So in terms of governance it’s those things that keep management awake at night. They want to know who’s got access to what, what they can do, on what boxes, with what assets and what the risk is to data exposure. When we want to push out the next release they want to know the impact if it screws up, that we’ve got a back-out plan for when it does and that we’ve tested it – the release, the install plan and the back-out. In short, they’re going to be a complete pain in the backside. For good reason.

But can we rethink our environments around these concerns and does this help? If we can demonstrate to management that we’ve met these needs then why shouldn’t they let us reduce, remove and recycle environments at will?

Production and stand-by will have to be secure and the truth. But the impact if stand-by goes down isn’t the same. There’s a risk if prod falls over but that’s not the same thing. So allowing data-analysts access to stand-by to run all sorts of wild and crazy queries may not be an issue unless prod falls flat on its face – a risk some will be willing to take to make more use of the tin and avoid environment spread. Better still, if the data in question isn’t sensitive or is just internal-use-only then why not mirror a copy into dev environments to provide a more realistic test data-set for developers?

And if the data is sensitive? Anonymise it and use that; or a decent sample of it, in dev and test environments. Doing so will improve the quality of code by increasing the likelihood developers will detect patterns and edge-cases sooner in the development cycle.

In terms of impact, If the impact to the business of an application outage is low then why insist on the full range of environments when frankly one or two will do? Many internal applications are only used 9 to 5 and have an RTO and RPO of in excess of 24 hrs. The business need to clearly understand what they’re agreeing to but ultimately it’s their $’s we’re spending and once they realise the cost they may be all too willing to take the risk. Having five different environments for every application for the sake of consistency alone isn’t justifiable.

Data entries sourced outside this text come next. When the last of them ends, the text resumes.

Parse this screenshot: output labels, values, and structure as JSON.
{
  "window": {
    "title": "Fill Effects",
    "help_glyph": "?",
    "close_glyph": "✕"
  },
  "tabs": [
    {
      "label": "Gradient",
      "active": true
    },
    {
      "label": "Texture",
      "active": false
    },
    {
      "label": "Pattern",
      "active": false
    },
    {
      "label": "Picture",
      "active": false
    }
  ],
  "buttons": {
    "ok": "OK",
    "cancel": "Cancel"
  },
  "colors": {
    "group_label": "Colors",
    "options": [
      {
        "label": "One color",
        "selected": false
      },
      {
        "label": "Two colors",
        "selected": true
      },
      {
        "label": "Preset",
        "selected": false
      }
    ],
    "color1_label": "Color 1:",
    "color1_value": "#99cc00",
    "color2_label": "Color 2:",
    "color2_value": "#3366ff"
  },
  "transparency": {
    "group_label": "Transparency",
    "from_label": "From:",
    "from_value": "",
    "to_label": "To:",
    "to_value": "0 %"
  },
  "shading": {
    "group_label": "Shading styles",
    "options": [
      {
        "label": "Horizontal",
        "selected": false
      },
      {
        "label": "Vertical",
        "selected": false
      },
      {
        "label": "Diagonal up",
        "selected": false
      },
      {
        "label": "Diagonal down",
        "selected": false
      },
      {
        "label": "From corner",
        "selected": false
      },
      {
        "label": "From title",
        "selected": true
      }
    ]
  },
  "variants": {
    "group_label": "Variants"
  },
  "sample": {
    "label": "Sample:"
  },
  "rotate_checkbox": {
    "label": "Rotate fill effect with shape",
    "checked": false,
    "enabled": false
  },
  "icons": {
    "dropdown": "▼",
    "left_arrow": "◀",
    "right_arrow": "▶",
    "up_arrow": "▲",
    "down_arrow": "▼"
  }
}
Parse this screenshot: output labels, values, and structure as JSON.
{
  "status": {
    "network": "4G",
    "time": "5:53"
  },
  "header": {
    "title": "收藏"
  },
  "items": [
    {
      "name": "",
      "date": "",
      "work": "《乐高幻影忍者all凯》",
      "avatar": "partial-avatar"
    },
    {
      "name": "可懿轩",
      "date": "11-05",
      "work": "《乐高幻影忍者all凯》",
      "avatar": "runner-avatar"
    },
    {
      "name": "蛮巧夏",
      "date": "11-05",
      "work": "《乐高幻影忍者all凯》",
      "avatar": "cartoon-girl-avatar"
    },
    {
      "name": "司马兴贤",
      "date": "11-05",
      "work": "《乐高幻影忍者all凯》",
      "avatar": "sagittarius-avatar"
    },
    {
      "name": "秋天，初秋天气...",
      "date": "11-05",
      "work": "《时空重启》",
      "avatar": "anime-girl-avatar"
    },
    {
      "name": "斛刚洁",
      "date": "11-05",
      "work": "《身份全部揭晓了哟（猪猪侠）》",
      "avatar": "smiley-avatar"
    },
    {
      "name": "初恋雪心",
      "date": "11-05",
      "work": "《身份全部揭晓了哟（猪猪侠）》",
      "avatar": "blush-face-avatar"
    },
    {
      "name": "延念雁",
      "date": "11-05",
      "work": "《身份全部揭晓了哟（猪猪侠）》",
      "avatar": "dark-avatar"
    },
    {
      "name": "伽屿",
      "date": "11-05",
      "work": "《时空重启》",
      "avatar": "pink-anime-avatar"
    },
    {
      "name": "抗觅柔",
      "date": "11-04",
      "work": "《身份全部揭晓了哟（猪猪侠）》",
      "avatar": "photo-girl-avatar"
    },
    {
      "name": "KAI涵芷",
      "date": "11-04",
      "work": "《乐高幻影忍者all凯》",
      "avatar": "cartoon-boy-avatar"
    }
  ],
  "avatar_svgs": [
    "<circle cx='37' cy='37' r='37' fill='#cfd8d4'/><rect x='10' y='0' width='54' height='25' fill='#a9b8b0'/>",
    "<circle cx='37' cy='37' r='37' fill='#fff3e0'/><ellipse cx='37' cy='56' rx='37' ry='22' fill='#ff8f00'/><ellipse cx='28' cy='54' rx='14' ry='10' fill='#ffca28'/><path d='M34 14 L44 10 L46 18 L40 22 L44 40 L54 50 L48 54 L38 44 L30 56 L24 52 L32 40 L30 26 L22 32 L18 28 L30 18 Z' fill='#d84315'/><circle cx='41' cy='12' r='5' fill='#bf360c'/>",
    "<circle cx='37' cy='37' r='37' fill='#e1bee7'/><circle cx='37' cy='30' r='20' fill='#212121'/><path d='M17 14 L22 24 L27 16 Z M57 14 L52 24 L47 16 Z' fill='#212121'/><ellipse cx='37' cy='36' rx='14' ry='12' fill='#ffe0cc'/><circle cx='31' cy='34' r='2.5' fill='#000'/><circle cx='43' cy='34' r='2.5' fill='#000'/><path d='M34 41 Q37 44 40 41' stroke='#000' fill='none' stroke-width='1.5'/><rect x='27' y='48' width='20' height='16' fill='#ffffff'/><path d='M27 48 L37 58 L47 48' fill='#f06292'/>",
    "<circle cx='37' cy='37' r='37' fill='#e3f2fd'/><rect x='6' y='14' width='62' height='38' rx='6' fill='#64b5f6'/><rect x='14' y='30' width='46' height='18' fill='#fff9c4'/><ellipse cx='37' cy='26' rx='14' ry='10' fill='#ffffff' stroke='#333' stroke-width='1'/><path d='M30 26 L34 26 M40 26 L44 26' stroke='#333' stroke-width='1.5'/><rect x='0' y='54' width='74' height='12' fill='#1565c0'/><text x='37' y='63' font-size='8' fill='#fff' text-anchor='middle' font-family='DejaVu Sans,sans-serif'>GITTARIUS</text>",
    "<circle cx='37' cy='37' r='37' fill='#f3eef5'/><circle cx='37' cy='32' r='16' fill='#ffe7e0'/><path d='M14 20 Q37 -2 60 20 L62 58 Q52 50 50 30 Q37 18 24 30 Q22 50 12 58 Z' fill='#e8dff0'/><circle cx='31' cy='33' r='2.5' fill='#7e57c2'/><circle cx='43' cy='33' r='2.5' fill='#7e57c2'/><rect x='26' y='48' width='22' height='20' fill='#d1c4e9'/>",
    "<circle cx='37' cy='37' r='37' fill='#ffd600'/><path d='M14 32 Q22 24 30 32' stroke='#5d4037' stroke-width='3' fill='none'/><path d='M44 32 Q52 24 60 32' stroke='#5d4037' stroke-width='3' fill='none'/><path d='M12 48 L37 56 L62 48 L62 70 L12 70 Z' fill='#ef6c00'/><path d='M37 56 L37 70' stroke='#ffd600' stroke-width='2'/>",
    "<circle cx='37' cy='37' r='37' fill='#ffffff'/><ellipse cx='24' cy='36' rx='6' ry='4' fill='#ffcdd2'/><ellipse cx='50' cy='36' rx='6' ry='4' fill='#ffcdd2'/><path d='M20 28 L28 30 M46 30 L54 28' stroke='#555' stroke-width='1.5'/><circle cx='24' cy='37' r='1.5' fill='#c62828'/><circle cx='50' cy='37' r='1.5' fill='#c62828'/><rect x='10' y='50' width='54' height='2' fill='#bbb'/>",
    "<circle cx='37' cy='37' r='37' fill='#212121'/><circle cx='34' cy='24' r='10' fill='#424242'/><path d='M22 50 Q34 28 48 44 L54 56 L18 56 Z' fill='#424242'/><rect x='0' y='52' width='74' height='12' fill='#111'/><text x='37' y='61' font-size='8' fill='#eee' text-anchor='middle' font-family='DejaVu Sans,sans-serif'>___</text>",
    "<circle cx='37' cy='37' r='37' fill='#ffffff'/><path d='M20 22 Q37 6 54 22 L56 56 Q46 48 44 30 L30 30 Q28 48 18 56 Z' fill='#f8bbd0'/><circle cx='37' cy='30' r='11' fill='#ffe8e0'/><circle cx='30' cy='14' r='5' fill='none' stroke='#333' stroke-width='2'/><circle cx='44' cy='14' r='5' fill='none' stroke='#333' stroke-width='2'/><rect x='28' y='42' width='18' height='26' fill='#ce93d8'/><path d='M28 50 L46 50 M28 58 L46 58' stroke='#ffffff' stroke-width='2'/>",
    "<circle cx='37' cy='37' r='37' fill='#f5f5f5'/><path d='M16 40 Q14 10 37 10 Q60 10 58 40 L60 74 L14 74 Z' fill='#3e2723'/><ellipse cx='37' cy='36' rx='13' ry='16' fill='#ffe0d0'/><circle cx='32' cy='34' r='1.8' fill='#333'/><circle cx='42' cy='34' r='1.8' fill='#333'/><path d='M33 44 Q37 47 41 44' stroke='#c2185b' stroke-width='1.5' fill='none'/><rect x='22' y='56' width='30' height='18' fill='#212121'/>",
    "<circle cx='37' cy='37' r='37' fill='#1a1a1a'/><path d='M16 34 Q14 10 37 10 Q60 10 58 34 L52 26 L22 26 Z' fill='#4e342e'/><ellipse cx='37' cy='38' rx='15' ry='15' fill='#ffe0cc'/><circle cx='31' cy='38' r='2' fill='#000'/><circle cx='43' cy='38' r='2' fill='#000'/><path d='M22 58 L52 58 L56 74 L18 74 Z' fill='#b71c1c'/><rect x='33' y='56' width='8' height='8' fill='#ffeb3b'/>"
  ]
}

And not all truths are equal. Some components don’t need the same rigour as others and may have lower impact to the business if they’re degraded to some degree. Allowing some components; especially expensive ones, to have fewer environments may complicate topologies and reduce the general comprehensiveness of the system but if we can justify it then so be it. We do though need to make sure this is very clearly understood by all involved else chaos can ensue – especially if some instances span environments (here be dragons).

Finally, if engineering teams paid more attention during development to performance and operability and could demonstrate this then the need for dedicated performance/pre-prod environments may also be reduced. We don’t need an environment matching production to understand the performance profile of the application under load. We just need to consider the systems characteristics and test cases with a willingness (i.e. an acceptance of risk) to extrapolate. A truthful representation of production is usually not necessary.

Risk is everything here and if we think about how the applications concerns stack up against the security risk, the impact risk to the business and risk of things not being the truth, the whole truth and nothing but… then perhaps we can be smarter about how we structure our environments to help reduce the costs involved irrespective of adopting revolutionary technology.

Traceability

We can have a small server…

Screen Shot 2016-02-13 at 11.43.20

…a big server (aka vertical scaling)…

Screen Shot 2016-02-13 at 11.43.27

.. a cluster of servers (aka horizontal scaling)…

Screen Shot 2016-02-13 at 11.48.34

.. or even a compute grid (horizontal scaling on steroids).

Screen Shot 2016-02-13 at 11.43.41

For resiliency we can have active-passive…

Screen Shot 2016-02-13 at 11.52.46

… or active-active…

Screen Shot 2016-02-13 at 11.52.51

… or replication in a cluster or grid…

Screen Shot 2016-02-13 at 11.59.01

…each with their own connectivity, load-balancing and routing concerns.

From a logical perspective we could have a simple client-server setup…

Screen Shot 2016-02-13 at 13.03.29

…a two tier architecture…

Screen Shot 2016-02-13 at 13.03.35

…an n-tier architecture…

Screen Shot 2016-02-13 at 13.03.40

…a service oriented (micro- or ESB) architecture…

Screen Shot 2016-02-13 at 13.03.44

…and so on.

And in each environment we can have different physical topologies depending on the environmental needs with logical nodes mapped to each environments servers…

Screen Shot 2016-02-13 at 13.04.01

With our functional components deployed on our logical infrastructure using a myriad of other deployment topologies..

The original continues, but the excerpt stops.